Deliberação sobre a concessão de terreno a Green Studio foi adoptada sem votos contra – vereador Rafael Fernandes

 

Cidade da Praia, 23 Nov.  (Inforpress) – O vereador do Urbanismo da CMP, Rafael Fernandes, esclareceu hoje que a deliberação que atribui 28 mil metros quadrados de terreno à empresa de audiovisuais Green Studio foi adoptada a 11 de Maio deste ano “sem nenhum voto contra”.

Segundo o vereador da Câmara Municipal da Praia (CMP), aquela deliberação contou com “13 votos a favor” dos eleitos municipais do Movimento para a Democracia (MpD-poder) e “sete abstenções” do Partido Africano da Independência de Cabo Verde (PAICV-oposição).

Rafael Fernandes fez estas declarações em resposta às afirmações do presidente do PAICV da Região Sul de Santiago, Carlos Tavares, que, entre outros assuntos, acusou, esta quarta-feira, em conferência de imprensa, a Câmara Municipal da Praia de entregar um tracto  de terreno,  em Palha Sé (Praia),  a um privado “sem nenhum concurso público e sem  que exista nenhum interesse público relevante para a sua atribuição”.

Para Tavares, há indícios de que esta “dádiva” a Green Studio poderá estar enquadrada no âmbito da retribuição de uma “contrapartida por serviços outros que deviam ser assumidos numa outra sede”.

Segundo Rafael Fernandes, “normalmente o PAICV vota contra este tipo de deliberações”, mas desta vez preferiu abster-se.

“Estranhamente, seis meses depois surge uma conferência de imprensa bombástica, sem nenhum conteúdo e sem nenhuma prova, o que demonstra que alguém está distraído e desarticulado com a sua própria bancada”, sublinhou o vereador, numa referência a Carlos Tavares, acrescentando ainda que este é um problema que tem que ser resolvido no seio do PAICV.

Para Fernandes, aquela deliberação foi no sentido de trazer para a Praia um “projecto ambicioso” que consiste num “complexo televisivo, cinema e tecnologias de informação”.

“Estamos a falar de uma empresa de inovação tecnológica, com a possibilidade de pôr em Cabo Verde cinco canais de TV africanas, além de criar uma academia”, afirmou o vereador do Urbanismo da CMP que revela que o projecto “pode  criar dois mil postos de trabalho”.

Na sua perspectiva, o líder do partido “tambarina” na Região de Santiago Sul “está em contramão” como os eleitos do PAICV na Assembleia Municipal da Praia “que não votaram, contra o projecto da Green Studio”.

Assim, considerou “sem fundamentos e até levianas” as acusações de Carlos Tavares em relação ao terreno disponibilizado aos donos da empresa de audiovisuais.

De acordo com Rafael Fernandes, se houvesse alguma “tramoia” na concessão do referido terreno, a deliberação sobre este assunto “não teria sido publicada no Boletim Oficial”.

Convidou Carlo Tavares a pegar numa máquina e fazer os cálculos, porque, afirmou,  os dados que apresentou aos jornalistas “são falsos, falaciosos e só denotam maldade”.

O terreno, prossegue Rafael Fernandes, foi concedido para 75 anos e a Câmara Municipal negociou uma “antecipação da renda”.

“Ele (o dono da Green Studio) podia pagar a renda em 75 anos, mas negociámos para ser paga em 30 anos”, esclareceu o vereador, adiantando que nos primeiros 20 anos vão pagar “quase 24 mil contos” e os poucos mais de 19 mil contos em 10 anos.

Lamenta que os dirigentes do PAICV tenham estado a apontar as suas críticas a uma “empresa inovadora e com provas dadas” no mercado nacional.
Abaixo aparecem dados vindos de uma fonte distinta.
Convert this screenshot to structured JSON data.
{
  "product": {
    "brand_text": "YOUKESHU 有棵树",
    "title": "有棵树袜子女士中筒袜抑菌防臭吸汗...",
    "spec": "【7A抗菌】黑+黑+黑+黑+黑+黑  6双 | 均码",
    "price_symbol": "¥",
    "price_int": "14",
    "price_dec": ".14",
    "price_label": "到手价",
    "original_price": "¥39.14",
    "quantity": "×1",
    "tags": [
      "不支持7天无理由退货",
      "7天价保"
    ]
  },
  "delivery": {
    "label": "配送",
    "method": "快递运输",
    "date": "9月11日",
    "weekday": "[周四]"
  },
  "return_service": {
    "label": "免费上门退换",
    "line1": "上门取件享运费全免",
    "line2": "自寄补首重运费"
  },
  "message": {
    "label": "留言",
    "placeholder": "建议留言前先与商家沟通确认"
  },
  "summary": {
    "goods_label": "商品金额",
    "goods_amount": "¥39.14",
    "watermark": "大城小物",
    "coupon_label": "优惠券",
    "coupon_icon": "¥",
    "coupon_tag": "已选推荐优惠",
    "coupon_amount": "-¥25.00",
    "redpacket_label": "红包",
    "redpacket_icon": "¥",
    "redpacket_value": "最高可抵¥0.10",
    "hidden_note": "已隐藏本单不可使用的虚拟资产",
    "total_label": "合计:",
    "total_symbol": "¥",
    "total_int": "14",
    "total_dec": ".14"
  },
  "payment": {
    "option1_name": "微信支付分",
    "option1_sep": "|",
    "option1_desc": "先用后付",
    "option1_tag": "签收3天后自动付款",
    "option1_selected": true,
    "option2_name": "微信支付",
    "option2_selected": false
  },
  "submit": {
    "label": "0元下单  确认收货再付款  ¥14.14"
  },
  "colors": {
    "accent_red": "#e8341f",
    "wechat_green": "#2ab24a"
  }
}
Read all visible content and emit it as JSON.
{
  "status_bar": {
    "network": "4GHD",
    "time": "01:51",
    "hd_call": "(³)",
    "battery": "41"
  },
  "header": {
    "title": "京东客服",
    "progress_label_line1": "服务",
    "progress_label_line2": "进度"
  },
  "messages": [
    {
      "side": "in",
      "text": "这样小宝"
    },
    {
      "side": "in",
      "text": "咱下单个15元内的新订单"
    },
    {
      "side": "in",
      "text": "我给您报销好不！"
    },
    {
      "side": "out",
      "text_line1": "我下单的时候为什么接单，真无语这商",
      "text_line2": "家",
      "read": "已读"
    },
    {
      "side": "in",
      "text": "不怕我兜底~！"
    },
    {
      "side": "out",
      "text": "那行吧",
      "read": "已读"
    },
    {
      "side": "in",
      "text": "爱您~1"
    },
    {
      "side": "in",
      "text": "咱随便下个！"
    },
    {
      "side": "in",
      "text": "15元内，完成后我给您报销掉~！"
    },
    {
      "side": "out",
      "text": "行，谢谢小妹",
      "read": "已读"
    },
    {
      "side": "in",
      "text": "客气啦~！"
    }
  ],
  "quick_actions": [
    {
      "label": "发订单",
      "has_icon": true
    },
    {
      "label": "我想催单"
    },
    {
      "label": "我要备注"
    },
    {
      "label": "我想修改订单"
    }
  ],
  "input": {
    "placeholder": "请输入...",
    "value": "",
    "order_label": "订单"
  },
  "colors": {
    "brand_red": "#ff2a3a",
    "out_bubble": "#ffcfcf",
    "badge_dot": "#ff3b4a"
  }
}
Deixou ainda transparecer que o PAICV está a dirigir os seus ataques a Green Studio pelo facto de esta empresa “ter feito campanha eleitoral a favor do partido A, B ou C”.
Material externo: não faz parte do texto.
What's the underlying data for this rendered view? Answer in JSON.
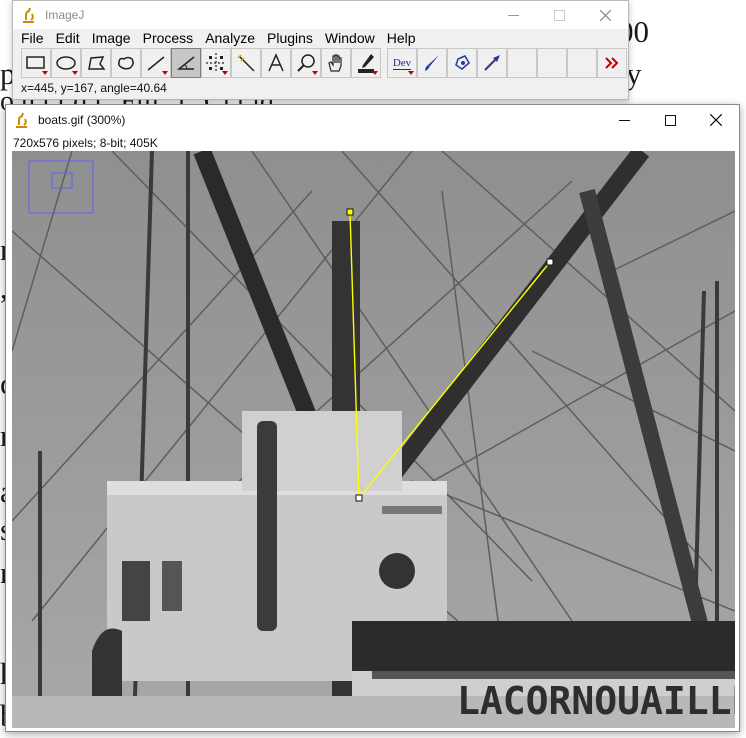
{
  "main_window": {
    "title": "ImageJ",
    "menus": [
      "File",
      "Edit",
      "Image",
      "Process",
      "Analyze",
      "Plugins",
      "Window",
      "Help"
    ],
    "dev_label": "Dev",
    "status": "x=445, y=167, angle=40.64"
  },
  "tools": [
    {
      "name": "rectangle-tool",
      "icon": "rectangle-icon"
    },
    {
      "name": "oval-tool",
      "icon": "oval-icon"
    },
    {
      "name": "polygon-tool",
      "icon": "polygon-icon"
    },
    {
      "name": "freehand-tool",
      "icon": "freehand-icon"
    },
    {
      "name": "line-tool",
      "icon": "line-icon"
    },
    {
      "name": "angle-tool",
      "icon": "angle-icon"
    },
    {
      "name": "point-tool",
      "icon": "point-icon"
    },
    {
      "name": "wand-tool",
      "icon": "wand-icon"
    },
    {
      "name": "text-tool",
      "icon": "text-icon"
    },
    {
      "name": "magnifier-tool",
      "icon": "magnifier-icon"
    },
    {
      "name": "hand-tool",
      "icon": "hand-icon"
    },
    {
      "name": "color-picker-tool",
      "icon": "dropper-icon"
    },
    {
      "name": "dev-tool",
      "icon": "dev-icon"
    },
    {
      "name": "brush-tool",
      "icon": "brush-icon"
    },
    {
      "name": "flood-fill-tool",
      "icon": "fill-icon"
    },
    {
      "name": "arrow-tool",
      "icon": "arrow-icon"
    },
    {
      "name": "empty-slot-1",
      "icon": ""
    },
    {
      "name": "empty-slot-2",
      "icon": ""
    },
    {
      "name": "empty-slot-3",
      "icon": ""
    },
    {
      "name": "more-tools",
      "icon": "double-chevron-icon"
    }
  ],
  "image_window": {
    "title": "boats.gif (300%)",
    "info": "720x576 pixels; 8-bit; 405K",
    "boat_name": "LACORNOUAILLE",
    "angle_roi_color": "#ffff00"
  },
  "background_text": {
    "frag1": "0",
    "frag2": "pi",
    "frag3": "y",
    "frag4": "o     h       i f   d  i   \"Fill\" i  \"Cl        t  id  \"",
    "frag5": "n",
    "frag6": ",",
    "frag7": "c",
    "frag8": "r",
    "frag9": "a",
    "frag10": "s",
    "frag11": "n",
    "frag12": "h",
    "frag13": "b",
    "frag14": "00"
  }
}
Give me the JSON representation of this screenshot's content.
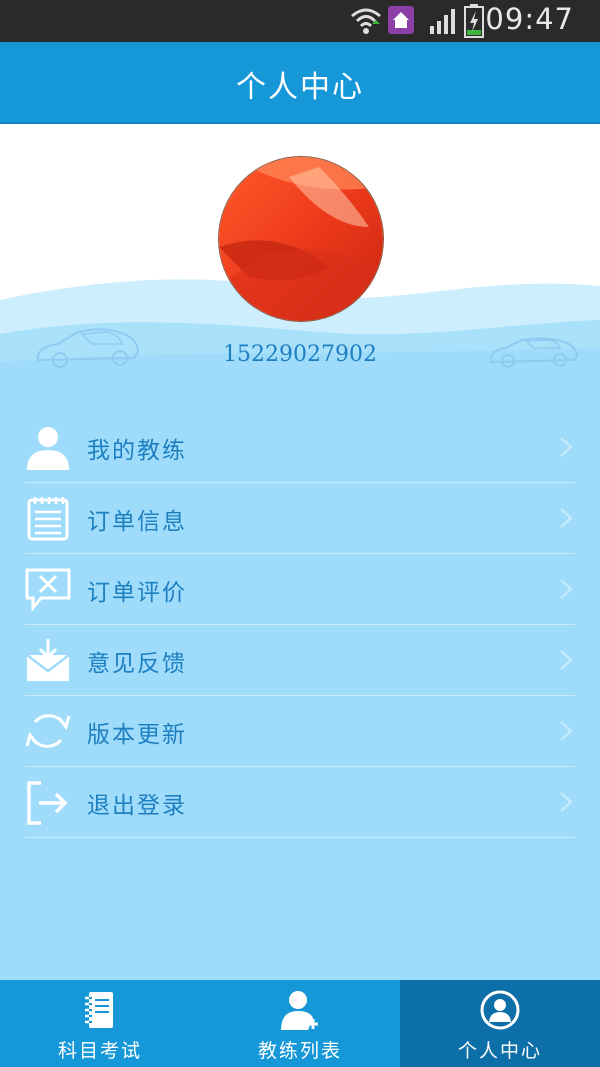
{
  "status_bar": {
    "time": "09:47"
  },
  "header": {
    "title": "个人中心"
  },
  "profile": {
    "phone": "15229027902"
  },
  "menu": {
    "items": [
      {
        "label": "我的教练",
        "icon": "person-icon"
      },
      {
        "label": "订单信息",
        "icon": "notepad-icon"
      },
      {
        "label": "订单评价",
        "icon": "chat-x-icon"
      },
      {
        "label": "意见反馈",
        "icon": "mail-download-icon"
      },
      {
        "label": "版本更新",
        "icon": "refresh-icon"
      },
      {
        "label": "退出登录",
        "icon": "logout-icon"
      }
    ]
  },
  "tabbar": {
    "tabs": [
      {
        "label": "科目考试",
        "icon": "notebook-icon"
      },
      {
        "label": "教练列表",
        "icon": "coach-add-icon"
      },
      {
        "label": "个人中心",
        "icon": "user-circle-icon",
        "active": true
      }
    ]
  },
  "colors": {
    "primary": "#1697d8",
    "active_tab": "#0c6fa8",
    "menu_bg": "#9fdcfb",
    "text": "#1e7fc0"
  }
}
O presidente do partido da “estrela negra” em Santiago Sul entende que à Green Studio foi concessionado terreno de Palha Sé por ter “produzido toda a campanha de comunicação do MpD nas campanhas eleitorais de 2016”.

Mas Rafael Fernandes recordou que a citada empresa de audiovisuais também já fez campanhas para o PAICV e outros partidos.

“Recentemente, foi realizado um fórum mundial em Cabo Verde  e foram envolvidas neste evento empresas que fizeram campanhas para outros partidos políticos”, exemplificou o vereador do Urbanismo.

Aquele responsável camarário prometeu que brevemente o projecto da Green Studio será apresentado e que nessa ocasião Carlos Tavares “será convidado para ver e inteirar-se do mesmo”.